The trial against Islamic State (ISIS) supporter Mohammed Rashid Sahab, who abused and enslaved 20-year-old Ashwaq Haji Hamid for two-and-a-half-months in 2014, is reportedly the first case in which a Yezidi survivor has played a prominent role in court proceedings against their abuser.
“The most important thing to me is that my dream came true and I was watching the one who raped me sentenced to death,” Hamid was quoted in the New York Times on Monday.
Sahab, originally from Anbar province, captured Hamid as the Yezidi homeland of Shingal was overrun by ISIS in August 2014.
Hamid managed to escape captivity and traveled to Germany, where Sahab tracked her down years later. The shocking encounter attracted worldwide media attention.
Sahab, also known as Abu Hamam, was eventually captured by Iraqi police and taken to Baghdad to stand trial.
He was sentenced to death by hanging in accordance with article 4 of Iraq’s 2005 Anti-terrorism law no.13, which grants the death penalty for members of terrorist organizations.
A statement from Iraq’s Supreme Judicial Council explicitly mentions the rape committed against Hamid – a significant departure from previous cases against ISIS members, which tend to focus exclusively on suspects’ ties to the terrorist organization rather than specific atrocities.
In a video published on Facebook, author and activist Amy L Beam, who was with Hamid in the courthouse, described the case and the hearing, which followed more than a year-and-a-half of investigations.
Beam, who met the Yezidi survivor two years ago, praised the court proceedings and the Iraqi justice system, which has recently come under fire for its handling of ISIS suspects.
“I couldn’t have been more impressed with the Iraqi justice system as I saw it today.
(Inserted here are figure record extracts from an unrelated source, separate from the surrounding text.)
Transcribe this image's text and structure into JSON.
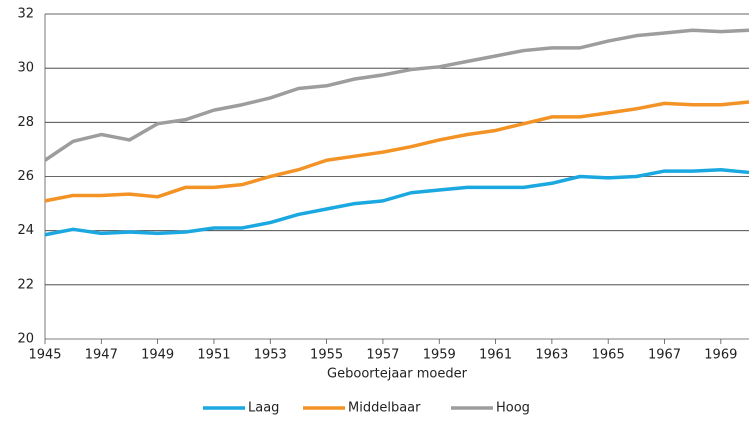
{
  "chart_data": {
    "type": "line",
    "x_label": "Geboortejaar moeder",
    "x": [
      1945,
      1946,
      1947,
      1948,
      1949,
      1950,
      1951,
      1952,
      1953,
      1954,
      1955,
      1956,
      1957,
      1958,
      1959,
      1960,
      1961,
      1962,
      1963,
      1964,
      1965,
      1966,
      1967,
      1968,
      1969,
      1970
    ],
    "series": [
      {
        "name": "Laag",
        "color": "#1ba8e0",
        "values": [
          23.85,
          24.05,
          23.9,
          23.95,
          23.9,
          23.95,
          24.1,
          24.1,
          24.3,
          24.6,
          24.8,
          25.0,
          25.1,
          25.4,
          25.5,
          25.6,
          25.6,
          25.6,
          25.75,
          26.0,
          25.95,
          26.0,
          26.2,
          26.2,
          26.25,
          26.15
        ]
      },
      {
        "name": "Middelbaar",
        "color": "#f39325",
        "values": [
          25.1,
          25.3,
          25.3,
          25.35,
          25.25,
          25.6,
          25.6,
          25.7,
          26.0,
          26.25,
          26.6,
          26.75,
          26.9,
          27.1,
          27.35,
          27.55,
          27.7,
          27.95,
          28.2,
          28.2,
          28.35,
          28.5,
          28.7,
          28.65,
          28.65,
          28.75
        ]
      },
      {
        "name": "Hoog",
        "color": "#9d9d9d",
        "values": [
          26.6,
          27.3,
          27.55,
          27.35,
          27.95,
          28.1,
          28.45,
          28.65,
          28.9,
          29.25,
          29.35,
          29.6,
          29.75,
          29.95,
          30.05,
          30.25,
          30.45,
          30.65,
          30.75,
          30.75,
          31.0,
          31.2,
          31.3,
          31.4,
          31.35,
          31.4
        ]
      }
    ],
    "xlim": [
      1945,
      1970
    ],
    "xticks": [
      1945,
      1947,
      1949,
      1951,
      1953,
      1955,
      1957,
      1959,
      1961,
      1963,
      1965,
      1967,
      1969
    ],
    "ylim": [
      20,
      32
    ],
    "yticks": [
      20,
      22,
      24,
      26,
      28,
      30,
      32
    ],
    "grid": true,
    "legend": "bottom"
  }
}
There have been other cases that were unjust, but this investigation was very thorough,” she told Rudaw English via telephone.
“We don’t need Brussels and the [International Criminal Court] ICC to have justice,” she added, acknowledging that many survivors are afraid to come forward fearing of retribution against family members.
Hamid, from the town of Khanasor in Shingal, managed to escape her captor with other Yezidis after slipping sleeping pills into food prepared for their captors, the court heard.
She was initially sent to Germany under a survivors’ rehabilitation program. However, she returned to the Kurdistan Region of Iraq two years ago after Sahab tracked her down in Germany.
Hamid travelled to Baghdad six times to provide evidence against the accused, Beam said. It took 11 months for Iraqi intelligence police to arrest her captor.
Hamid confronted her captor in a tearful televised encounter aired late last year, which drew concerns over media coverage of the Yezidi plight.
She also provided evidence for more than an hour in the courtroom on Monday, reliving her traumatic experience.
“She is the bravest woman I know,” Beam said.